During the silence, the military personnel saluting, I listened. Though the people gathered stood quietly, life went on around us. I could hear children laughing from somewhere near by. And there was something about that that served as a reminder of the tenacity of life. Though we stood in the middle of a cemetery filled with the graves of members of the Commonwealth military, from around the world, who had been killed in numerous conflicts and wars, we heard the laughter of children playing.
Life persists in spite of the cruelty and hatred, in spite of the violence and war. And when life persists, there is a little part of us that stands up to say that war and violence will not ultimately win the day. When life persists, there is a witness to the hope that the world will be better for the children who are born today. As children’s laughter drifted over an international and interfaith assembly observing a moment of silence, I gave thanks for the tenacious spirit of life that has persisted in spite of humanity’s best efforts to drown it out.
In Breakfast of Champions, Kurt Vonnegut writes:
I will come to a time in my backwards trip when November eleventh, accidentally my birthday, was a sacred day called Armistice Day. When I was a boy, and when Dwayne Hoover was a boy, all the people of all the nations which had fought in the First World War were silent during the eleventh minute of the eleventh hour of Armistice Day, which was the eleventh day of the eleventh month.
It was during that minute in nineteen hundred and eighteen, that millions upon millions of human beings stopped butchering one another. I have talked to old men who were on battlefields during that minute. They have told me in one way or another that the sudden silence was the Voice of God. So we still have among us some men who can remember when God spoke clearly to mankind.
Armistice Day has become Veterans’ Day. Armistice Day was sacred. Veterans’ Day is not.
So I will throw Veterans’ Day over my shoulder. Armistice Day I will keep. I don’t want to throw away any sacred things.
What else is sacred? Oh, Romeo and Juliet, for instance.
And all music is.
There was something sacred, holy, set-apart, about that gathering on Sunday. The fact that people from a number of countries, not always friends, came together. There was no denying that they were there, representing their respective countries, yes, but also representing something bigger–the desire and yearning and hope for peace.

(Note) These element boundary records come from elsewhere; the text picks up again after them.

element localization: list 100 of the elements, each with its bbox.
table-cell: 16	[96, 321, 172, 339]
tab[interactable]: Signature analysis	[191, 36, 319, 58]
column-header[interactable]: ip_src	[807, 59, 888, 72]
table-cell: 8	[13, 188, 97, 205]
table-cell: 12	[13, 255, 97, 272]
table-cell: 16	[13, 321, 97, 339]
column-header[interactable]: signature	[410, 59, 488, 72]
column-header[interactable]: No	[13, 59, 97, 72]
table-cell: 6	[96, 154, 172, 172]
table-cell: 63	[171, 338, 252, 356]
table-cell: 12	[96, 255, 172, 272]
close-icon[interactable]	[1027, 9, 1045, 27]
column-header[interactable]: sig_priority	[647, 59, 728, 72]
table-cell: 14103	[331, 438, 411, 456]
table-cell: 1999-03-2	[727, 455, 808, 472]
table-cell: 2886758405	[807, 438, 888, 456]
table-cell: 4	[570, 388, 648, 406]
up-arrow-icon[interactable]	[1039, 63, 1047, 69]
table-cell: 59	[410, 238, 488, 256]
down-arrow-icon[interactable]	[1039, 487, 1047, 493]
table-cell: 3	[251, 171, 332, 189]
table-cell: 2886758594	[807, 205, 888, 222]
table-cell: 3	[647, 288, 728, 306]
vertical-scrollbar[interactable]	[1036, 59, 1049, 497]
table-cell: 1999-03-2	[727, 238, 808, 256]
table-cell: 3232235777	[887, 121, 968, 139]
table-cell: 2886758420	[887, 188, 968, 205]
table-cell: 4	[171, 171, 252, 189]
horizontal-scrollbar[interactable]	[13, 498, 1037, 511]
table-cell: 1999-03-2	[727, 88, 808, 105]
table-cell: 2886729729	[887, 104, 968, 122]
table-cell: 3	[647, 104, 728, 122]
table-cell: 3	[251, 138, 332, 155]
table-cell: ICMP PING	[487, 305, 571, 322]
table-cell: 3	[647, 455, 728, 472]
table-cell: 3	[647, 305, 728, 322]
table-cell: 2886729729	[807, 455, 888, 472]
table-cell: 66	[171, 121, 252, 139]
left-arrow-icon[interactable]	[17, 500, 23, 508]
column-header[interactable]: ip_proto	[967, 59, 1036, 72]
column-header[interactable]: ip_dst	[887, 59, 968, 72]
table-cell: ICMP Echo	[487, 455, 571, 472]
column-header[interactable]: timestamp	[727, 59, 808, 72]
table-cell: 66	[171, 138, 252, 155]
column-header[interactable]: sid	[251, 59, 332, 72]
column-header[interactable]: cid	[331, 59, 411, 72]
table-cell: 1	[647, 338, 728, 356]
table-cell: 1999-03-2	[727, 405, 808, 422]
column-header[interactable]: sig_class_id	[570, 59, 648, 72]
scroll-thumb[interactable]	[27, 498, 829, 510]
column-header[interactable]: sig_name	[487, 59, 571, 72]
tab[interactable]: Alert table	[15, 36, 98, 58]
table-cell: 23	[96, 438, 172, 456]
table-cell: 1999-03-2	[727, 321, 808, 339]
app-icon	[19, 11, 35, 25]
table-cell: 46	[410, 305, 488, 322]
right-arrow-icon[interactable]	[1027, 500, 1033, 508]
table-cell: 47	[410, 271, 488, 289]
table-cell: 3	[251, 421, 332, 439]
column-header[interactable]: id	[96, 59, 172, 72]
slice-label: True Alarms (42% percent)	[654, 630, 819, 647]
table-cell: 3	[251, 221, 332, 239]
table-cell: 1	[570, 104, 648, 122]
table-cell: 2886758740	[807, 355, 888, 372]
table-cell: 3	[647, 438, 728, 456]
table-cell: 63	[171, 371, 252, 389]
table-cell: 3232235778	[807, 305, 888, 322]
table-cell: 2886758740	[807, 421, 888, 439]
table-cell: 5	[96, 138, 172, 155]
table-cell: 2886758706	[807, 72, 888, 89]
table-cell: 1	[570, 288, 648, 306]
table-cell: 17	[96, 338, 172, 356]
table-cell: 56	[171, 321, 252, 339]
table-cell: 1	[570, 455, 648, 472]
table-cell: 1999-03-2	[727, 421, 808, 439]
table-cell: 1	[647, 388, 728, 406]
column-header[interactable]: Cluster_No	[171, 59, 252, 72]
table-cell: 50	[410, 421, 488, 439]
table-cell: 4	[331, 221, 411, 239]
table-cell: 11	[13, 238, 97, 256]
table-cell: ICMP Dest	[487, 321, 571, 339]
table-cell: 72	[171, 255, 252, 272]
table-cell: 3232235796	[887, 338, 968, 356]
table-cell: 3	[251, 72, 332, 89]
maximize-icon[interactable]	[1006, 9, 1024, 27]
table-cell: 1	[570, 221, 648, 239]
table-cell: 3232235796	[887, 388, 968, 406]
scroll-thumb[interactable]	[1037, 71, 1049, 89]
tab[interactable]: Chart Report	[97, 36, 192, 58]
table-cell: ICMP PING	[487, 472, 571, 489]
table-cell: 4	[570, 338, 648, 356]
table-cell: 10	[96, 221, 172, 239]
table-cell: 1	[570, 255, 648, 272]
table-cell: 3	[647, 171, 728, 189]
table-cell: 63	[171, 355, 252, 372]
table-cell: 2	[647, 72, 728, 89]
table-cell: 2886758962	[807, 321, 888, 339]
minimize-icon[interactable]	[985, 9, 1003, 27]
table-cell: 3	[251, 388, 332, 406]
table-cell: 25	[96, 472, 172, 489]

And though I was there as part of a group to provide music, beautiful music if I must say, the most sacred music of the day was that laughter, drifting over us and calling us to remember and celebrate and protect the sacredness of life. Unbeknownst to them, but recognized by more than one who stood in silence, the laughter of those unseen Egyptian children was a witness to the tenacity of life, in the midst of a field dedicated to the reality of death.